I was terrified. All I knew about acid was what I'd heard from friends or seen people on the Wesleyan campus tripping their balls off and being crazy. I'd never done it myself.

In the end, the only effect I noticed was this profound sense of well-being. Not even profound. A normal sense of well-being. Like a regular sense of well-being. Like if you're a normal human being. It was the most amazing experience. It was like all of the crap they tell you about mindfulness actually happening.

What did your husband think of the experiment?
He was willing to have me do it. He was desperately afraid I was going to kill myself. I was counting pills and googling daily the effects of suicide on children.

So why not take that risk and keep microdosing?
I'm a very bad criminal. I tried to buy it illegally and managed to convince myself that I was the victim of a [Drug Enforcement Administration] sting operation.

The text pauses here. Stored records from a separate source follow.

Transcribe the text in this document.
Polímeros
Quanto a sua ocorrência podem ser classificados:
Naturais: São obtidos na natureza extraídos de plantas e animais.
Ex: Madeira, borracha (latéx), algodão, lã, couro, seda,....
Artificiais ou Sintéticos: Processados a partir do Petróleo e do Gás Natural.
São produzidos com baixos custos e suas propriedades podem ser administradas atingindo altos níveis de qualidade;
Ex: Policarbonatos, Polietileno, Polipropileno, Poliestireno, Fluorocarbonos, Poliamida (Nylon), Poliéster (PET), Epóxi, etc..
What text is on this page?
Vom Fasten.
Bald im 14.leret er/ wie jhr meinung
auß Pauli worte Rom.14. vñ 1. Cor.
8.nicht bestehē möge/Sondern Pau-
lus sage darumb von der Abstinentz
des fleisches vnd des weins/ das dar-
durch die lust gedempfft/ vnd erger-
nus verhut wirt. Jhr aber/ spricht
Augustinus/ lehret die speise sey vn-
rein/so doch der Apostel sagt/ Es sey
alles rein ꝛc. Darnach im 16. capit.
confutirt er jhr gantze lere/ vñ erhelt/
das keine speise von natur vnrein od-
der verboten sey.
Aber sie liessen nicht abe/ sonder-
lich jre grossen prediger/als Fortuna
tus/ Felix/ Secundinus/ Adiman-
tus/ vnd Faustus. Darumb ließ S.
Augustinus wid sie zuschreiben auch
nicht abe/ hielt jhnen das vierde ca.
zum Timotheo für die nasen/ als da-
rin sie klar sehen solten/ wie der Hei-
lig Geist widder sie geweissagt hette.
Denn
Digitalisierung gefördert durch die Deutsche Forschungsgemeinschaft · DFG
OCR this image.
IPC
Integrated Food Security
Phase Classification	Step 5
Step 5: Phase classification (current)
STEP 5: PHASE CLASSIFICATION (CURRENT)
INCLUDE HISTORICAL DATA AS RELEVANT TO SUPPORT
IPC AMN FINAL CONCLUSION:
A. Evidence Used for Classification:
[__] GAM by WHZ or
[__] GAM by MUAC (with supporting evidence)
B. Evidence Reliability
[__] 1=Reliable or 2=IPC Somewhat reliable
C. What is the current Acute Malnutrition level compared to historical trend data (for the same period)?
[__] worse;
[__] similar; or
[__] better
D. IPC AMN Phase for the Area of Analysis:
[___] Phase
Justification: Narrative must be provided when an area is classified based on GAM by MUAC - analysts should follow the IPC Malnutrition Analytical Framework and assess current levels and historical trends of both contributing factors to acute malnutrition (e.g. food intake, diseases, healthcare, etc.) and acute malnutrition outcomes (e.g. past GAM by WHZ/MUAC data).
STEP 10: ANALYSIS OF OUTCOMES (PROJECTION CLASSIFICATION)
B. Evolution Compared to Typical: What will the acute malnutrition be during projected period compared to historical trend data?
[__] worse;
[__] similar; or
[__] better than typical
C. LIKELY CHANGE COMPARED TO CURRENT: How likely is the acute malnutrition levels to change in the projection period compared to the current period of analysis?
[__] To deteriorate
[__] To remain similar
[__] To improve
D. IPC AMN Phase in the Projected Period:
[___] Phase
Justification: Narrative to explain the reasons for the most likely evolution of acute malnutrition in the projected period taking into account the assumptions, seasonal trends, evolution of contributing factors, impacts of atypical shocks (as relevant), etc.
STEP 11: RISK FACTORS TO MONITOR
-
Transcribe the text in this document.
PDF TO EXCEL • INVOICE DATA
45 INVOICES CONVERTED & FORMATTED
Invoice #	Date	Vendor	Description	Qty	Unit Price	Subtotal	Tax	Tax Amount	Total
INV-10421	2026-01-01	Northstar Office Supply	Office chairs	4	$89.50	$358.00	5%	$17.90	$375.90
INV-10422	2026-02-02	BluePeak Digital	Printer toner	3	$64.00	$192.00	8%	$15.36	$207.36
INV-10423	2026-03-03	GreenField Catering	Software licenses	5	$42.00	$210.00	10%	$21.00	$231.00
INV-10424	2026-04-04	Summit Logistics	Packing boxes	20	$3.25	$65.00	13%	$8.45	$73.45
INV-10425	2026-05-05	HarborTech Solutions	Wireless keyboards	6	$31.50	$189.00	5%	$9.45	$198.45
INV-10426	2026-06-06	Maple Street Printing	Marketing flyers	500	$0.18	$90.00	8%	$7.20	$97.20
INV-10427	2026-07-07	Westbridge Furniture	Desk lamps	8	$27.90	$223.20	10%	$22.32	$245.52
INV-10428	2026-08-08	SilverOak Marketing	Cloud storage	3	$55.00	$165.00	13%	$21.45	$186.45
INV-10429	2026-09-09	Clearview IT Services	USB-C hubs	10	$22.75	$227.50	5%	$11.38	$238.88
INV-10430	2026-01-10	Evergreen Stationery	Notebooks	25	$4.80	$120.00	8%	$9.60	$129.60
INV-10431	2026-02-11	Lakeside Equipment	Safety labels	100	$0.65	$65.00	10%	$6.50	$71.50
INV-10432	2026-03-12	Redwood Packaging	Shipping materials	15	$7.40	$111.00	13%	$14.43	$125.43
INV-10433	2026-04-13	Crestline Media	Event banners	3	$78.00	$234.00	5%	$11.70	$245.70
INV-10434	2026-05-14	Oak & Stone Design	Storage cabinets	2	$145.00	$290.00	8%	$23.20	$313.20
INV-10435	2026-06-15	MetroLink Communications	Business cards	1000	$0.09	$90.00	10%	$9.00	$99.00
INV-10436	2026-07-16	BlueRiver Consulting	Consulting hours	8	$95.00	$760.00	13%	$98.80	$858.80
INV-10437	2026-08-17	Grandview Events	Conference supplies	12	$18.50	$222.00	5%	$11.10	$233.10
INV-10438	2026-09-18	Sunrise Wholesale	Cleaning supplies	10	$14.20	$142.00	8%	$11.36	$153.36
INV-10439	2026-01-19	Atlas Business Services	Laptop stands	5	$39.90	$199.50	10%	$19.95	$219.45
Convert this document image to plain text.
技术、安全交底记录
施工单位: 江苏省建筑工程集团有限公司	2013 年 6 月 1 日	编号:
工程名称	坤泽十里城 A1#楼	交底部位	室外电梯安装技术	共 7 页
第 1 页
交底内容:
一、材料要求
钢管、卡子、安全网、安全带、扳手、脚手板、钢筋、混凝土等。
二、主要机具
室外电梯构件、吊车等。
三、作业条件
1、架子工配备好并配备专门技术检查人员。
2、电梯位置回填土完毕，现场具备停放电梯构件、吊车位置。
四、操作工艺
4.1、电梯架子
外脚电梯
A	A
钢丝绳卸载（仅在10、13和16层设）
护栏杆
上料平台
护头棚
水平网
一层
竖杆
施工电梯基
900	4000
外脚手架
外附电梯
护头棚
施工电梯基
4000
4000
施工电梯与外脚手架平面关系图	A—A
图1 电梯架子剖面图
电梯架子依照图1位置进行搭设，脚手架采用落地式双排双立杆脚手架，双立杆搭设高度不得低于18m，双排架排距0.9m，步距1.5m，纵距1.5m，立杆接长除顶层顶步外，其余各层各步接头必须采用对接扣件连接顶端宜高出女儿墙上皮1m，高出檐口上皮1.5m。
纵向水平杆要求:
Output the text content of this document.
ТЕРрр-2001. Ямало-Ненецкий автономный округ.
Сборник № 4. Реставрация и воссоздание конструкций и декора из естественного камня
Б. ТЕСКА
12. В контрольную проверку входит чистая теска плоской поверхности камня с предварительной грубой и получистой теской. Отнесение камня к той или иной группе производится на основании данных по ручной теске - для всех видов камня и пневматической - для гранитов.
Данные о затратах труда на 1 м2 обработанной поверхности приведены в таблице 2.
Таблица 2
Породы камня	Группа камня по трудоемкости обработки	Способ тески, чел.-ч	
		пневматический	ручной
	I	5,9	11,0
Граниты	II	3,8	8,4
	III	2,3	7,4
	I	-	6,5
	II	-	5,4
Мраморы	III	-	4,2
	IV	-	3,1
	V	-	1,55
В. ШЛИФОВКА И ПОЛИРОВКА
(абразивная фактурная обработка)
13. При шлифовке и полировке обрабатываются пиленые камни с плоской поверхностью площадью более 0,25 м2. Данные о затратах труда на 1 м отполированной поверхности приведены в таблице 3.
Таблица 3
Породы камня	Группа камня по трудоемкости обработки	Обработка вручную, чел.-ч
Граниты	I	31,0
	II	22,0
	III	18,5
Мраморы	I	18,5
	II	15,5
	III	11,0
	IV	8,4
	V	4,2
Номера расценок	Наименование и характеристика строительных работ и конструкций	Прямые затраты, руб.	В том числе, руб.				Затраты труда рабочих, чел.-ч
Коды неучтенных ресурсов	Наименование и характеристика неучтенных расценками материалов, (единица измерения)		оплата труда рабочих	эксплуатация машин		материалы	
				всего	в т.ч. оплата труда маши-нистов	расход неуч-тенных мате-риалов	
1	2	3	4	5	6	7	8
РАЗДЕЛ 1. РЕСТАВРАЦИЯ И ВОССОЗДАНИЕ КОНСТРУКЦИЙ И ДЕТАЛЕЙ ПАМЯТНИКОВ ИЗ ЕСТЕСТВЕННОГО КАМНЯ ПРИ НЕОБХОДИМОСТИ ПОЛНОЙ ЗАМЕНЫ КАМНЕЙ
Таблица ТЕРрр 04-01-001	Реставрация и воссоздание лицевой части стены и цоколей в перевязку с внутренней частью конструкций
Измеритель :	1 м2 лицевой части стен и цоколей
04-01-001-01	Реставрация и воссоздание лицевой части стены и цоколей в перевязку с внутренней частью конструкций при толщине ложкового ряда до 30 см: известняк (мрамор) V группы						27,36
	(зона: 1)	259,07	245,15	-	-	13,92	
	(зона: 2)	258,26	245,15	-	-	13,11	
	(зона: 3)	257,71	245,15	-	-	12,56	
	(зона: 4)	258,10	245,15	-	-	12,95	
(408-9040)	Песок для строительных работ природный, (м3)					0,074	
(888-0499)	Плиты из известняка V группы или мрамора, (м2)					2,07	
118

You'd tried medical marijuana. But that did not have the same results?
No. I don't like being intoxicated. I really am a kind of a Puritan when it comes to the recreational use of drugs. I don't like to drink. I don't like to feel stoned. I wouldn't do [medical marijuana] during the day. And I'd certainly never do it and be online.

But with acid, you could?
You're not tripping. If I gave you a microdose, you wouldn't know that I'd given you a microdose. You just might spend more time with your kids and be more patient with them.

Oh, no…
And have a wonderful evening with your wife. And at the end of the night you'd be like: Wow, that was really good day. And then the next day it would be even better.

Yet, you also had days when you were irritable.
Yeah, for sure. There were definitely days where I felt like taking the microdose made me a little more crabby.

You are not a fan of wellness culture.
I'm the most judgmental person you know, and I am superjudgmental about the whole wellness infrastructure.

You know you live in Berkeley, right?
I know. The capital of it. Something about it feels so fundamentally narcissistic to me. Some of the most self-aware people are the most obnoxious. They will snake your parking space in the parking lot of the Berkeley Bowl.

There has also been an LSD microdosing movement in Silicon Valley.
There are a lot of people on the microdosing Reddit board.

You're a Redditor?
I am not at all. To be a woman on Reddit…how many rape threats can you handle in an hour?

I feel like there's almost as many articles about the movement in Silicon Valley as there are probably people actually microdosing. I'm not sure how much of a phenomenon it is. They're all talking to the same four people.

Are you worried that the book might stigmatize you?
Dude, I'm so stigmatized. Like. seriously. You google me—what else are they going to say about me?

The reviews for Waldman's new book have been quite good. Jennifer Senior, in The New York Times, praised her for engendering an "uncomfortable but necessary conversation," while in The New Republic, the novelist Claire Vaye Watkins called the book "a passionate, persuasive argument for drug decriminalization."

Waldman says she could return to LSD if her mental state unravels, but knows the drug has its limits. "There is not enough acid in this world to handle a Trump presidency."